Merujuk Kementerian Pertanian RI, saat ini ada 26 provinsi yang menjadi endemis rabies. Sementara, hanya 11 provinsi yang bebas rabies, yaitu Provinsi Kepulauan Riau, Bangka Belitung, DKI Jakarta, Jawa Tengah, DI Yogyakarta, Jawa Timur, Papua Barat, Papua, Papua Selatan, Papua Tengah dan Papua Pegunungan. Dengan Roadmap Eliminasi Rabies Nasional 2030, pemerintah berupaya membebaskan provinsi tertular secara bertahap.

 

Kebijakan nasional Kementerian Pertanian dalam pengendalian dan pemberantasan rabies adalah mempertahankan wilayah bebas rabies dan membebaskan daerah tertular secara bertahap dengan strategi fokus pada (1) Vaksinasi massal yang berkelanjutan di dukung eliminasi tertarget, (2) Komunikasi, Informasi dan Edukasi, (3) Pengawasan lalu lintas, dan (4) Kontrol populasi.

 

KLB Rabies di Kabupaten TTS dan Sikka

 

Kabupaten Timor Tengah Selatan (TTS) dinyatakan kejadian luar biasa (KLB) Rabies oleh Bupati TTS tanggal 30 Mei 2023. Pada Rabu (31/5/2023), jumlah kasus orang yang dilaporkan digigit anjing 72 orang, dengan satu orang meninggal dunia. Namun dalam kurun waktu kurang dari enam bulan pada Rabu (8/11/2023) kasus gigitan anjing telah melonjak menjadi 1.774 orang. Sudah sembilan korban gigitan anjing rabies yang meninggal dunia. Pada saat ini semua kecamatan atau 32 kecamatan di TTS sudah terpapar rabies. Kabupaten Sikka, Nusa Tenggara Timur (NTT), juga telah ditetapkan KLB rabies sejak 16 Mei 2023 menyusul tingginya kasus gigitan hewan penular rabies (HPR), khususnya anjing, di wilayah itu.

 

Virus rabies biasanya ditularkan melalui gigitan hewan penular rabies terutama anjing. Di banyak daerah, anjing liar merupakan hewan yang paling dapat menyebarkan rabies ke manusia. Begitu seseorang mulai menunjukkan tanda dan gejala rabies, penyakit ini hampir selalu mengancam nyawa penderita. Penanganan KLB Rabies di Kabupaten TTS dan Kabupaten Sikka NTT harus ditingkatkan dengan melibatkan lintas sektor agar kasus rabies pada anjing menurun menuju nol. Dengan penuh harap masyarakat kembali hidup sehat dan tentram di wilayah bebas rabies.

 

Dengan One Health menuju Nol Kematian

 

Bisakah satu sektor mengeliminasi rabies dengan kerja sendiri ? Tentu tidak.
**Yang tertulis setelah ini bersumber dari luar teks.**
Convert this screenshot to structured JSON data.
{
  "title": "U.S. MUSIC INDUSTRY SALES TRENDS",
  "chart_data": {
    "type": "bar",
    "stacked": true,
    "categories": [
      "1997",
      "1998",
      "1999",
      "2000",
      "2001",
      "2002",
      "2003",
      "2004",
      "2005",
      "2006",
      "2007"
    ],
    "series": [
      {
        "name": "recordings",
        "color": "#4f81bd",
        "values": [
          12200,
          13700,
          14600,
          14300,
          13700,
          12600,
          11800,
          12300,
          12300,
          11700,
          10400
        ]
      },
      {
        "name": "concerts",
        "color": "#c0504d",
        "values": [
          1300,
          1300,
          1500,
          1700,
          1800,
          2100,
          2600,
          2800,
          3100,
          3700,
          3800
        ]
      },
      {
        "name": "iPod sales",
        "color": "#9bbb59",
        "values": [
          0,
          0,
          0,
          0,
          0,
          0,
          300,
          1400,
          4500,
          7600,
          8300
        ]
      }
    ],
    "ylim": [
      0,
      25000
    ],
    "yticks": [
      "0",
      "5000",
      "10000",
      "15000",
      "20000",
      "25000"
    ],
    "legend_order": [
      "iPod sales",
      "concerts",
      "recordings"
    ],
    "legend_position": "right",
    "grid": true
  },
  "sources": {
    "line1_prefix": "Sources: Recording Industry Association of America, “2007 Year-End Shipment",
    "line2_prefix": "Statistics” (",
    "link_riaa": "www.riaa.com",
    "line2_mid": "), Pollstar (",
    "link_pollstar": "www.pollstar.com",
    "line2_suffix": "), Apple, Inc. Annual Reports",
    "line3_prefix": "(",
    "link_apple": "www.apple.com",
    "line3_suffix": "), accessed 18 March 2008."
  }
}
Pandemi COVID-19 dan konsekuensi dalam jangka panjang telah menyadarkan kita bersama bahwa satu sektor saja tidak dapat mengatasi ancaman zoonosis secara efisien. Namun ketika penyakit ini dikendalikan secara bersama-sama melibatkan semua sektor ternyata Indonesia bisa keluar dari Pandem COVID-19.

 

Kita tahu bahwa kesehatan hewan, manusia, dan lingkungan secara intrinsik saling berhubungan. Kesehatan hewan dapat berdampak pada kesehatan manusia. Jadi kita perlu bersama-sama melindugi kesehatan semua orang. Dalam kasus rabies yang diperantarai anjing, hanya dengan respon lintas sektor yang terkoordinasi akan memungkinkan jumlah kematian manusia akibat rabies menjadi nol. Hari rabies sedunia ke 16 tahun lalu bertema 'One Health, Zero Death' bertujuan untuk menegaskan kembali pesan ini kepada masyarakat luas. Kita harus terus berjuang melawan Rabies dengan pendekatan 'One Health untuk menuju nol kematian pada manusia.

 

Hanya sekali gigitan seekor anjing gila dapat menginfeksi seseorang. Anjing merupakan penyebab 99% kasus rabies pada manusia melalui gigitan. Oleh karena itu penting membatasi paparan manusia terhadap rabies dengan mengatasi asal penyakit yaitu dari hewan. Menerapkan vaksinasi masal anjing secara serentak, mengedukasi pemilik anjing dan meningkatkan kesadaran terhadap solusi yang tepat. Semua tindakan pengendalian rabies memerlukan pendekatan komprehensif dan menyeluruh.

 

Kerja sama para tenaga profesional kesehatan hewan dan kesehatan masyarakat sangat penting. Hal ini tidak hanya memberikan dampak positif bagi penghidupan dan perekonomian masyarakat, tetapi juga membangun pondasi bagi sistem kesehatan lebih kuat agar dapat memiliki kapasitas merespon terhadap ancaman zoonosis selain rabies.

 

One Health untuk semua

 

Membangun respon yang terkoordinasi untuk melawan rabies akan menjadi contoh pengendalian penyakit zoonosis lainnya. Kini saatnya kita bekerja bersama dengan tujuan sama yaitu “Menargetkan nol kematian pada manusia akibat rabies pada tahun 2030”. Kita tidak hanya fokus pada upaya yang diperlukan di sektor kesehatan hewan. Namun tindakan penting diperlukan dari sektor lainnya, seperti sektor kesehatan masyarakat dalam memberikan akses ke perawatan medis pasca gigitan pada manusia. Terutama di daerah pedesaan dengan akses edukasi kesehatan sangat terbatas. Tempat seperti ini merupakan wilayah 80% kasus rabies pada manusia.

 

Meskipun kita memiliki kelengkapan untuk menghentikan penularan rabies melalui anjing, namun sangat penting menyediakan vaksin berkualitas tinggi baik untuk hewan maupun manusia. Dalam rangka mencapai eleminasi rabies, kita masih menghadapi kesulitan dalam mengoordinasikan dan mengelola sumber daya untuk pengendalian dan penanggulangan penyakit ini. Kendala ini agar menjadi perhatian kita bersama untuk mencari solusinya.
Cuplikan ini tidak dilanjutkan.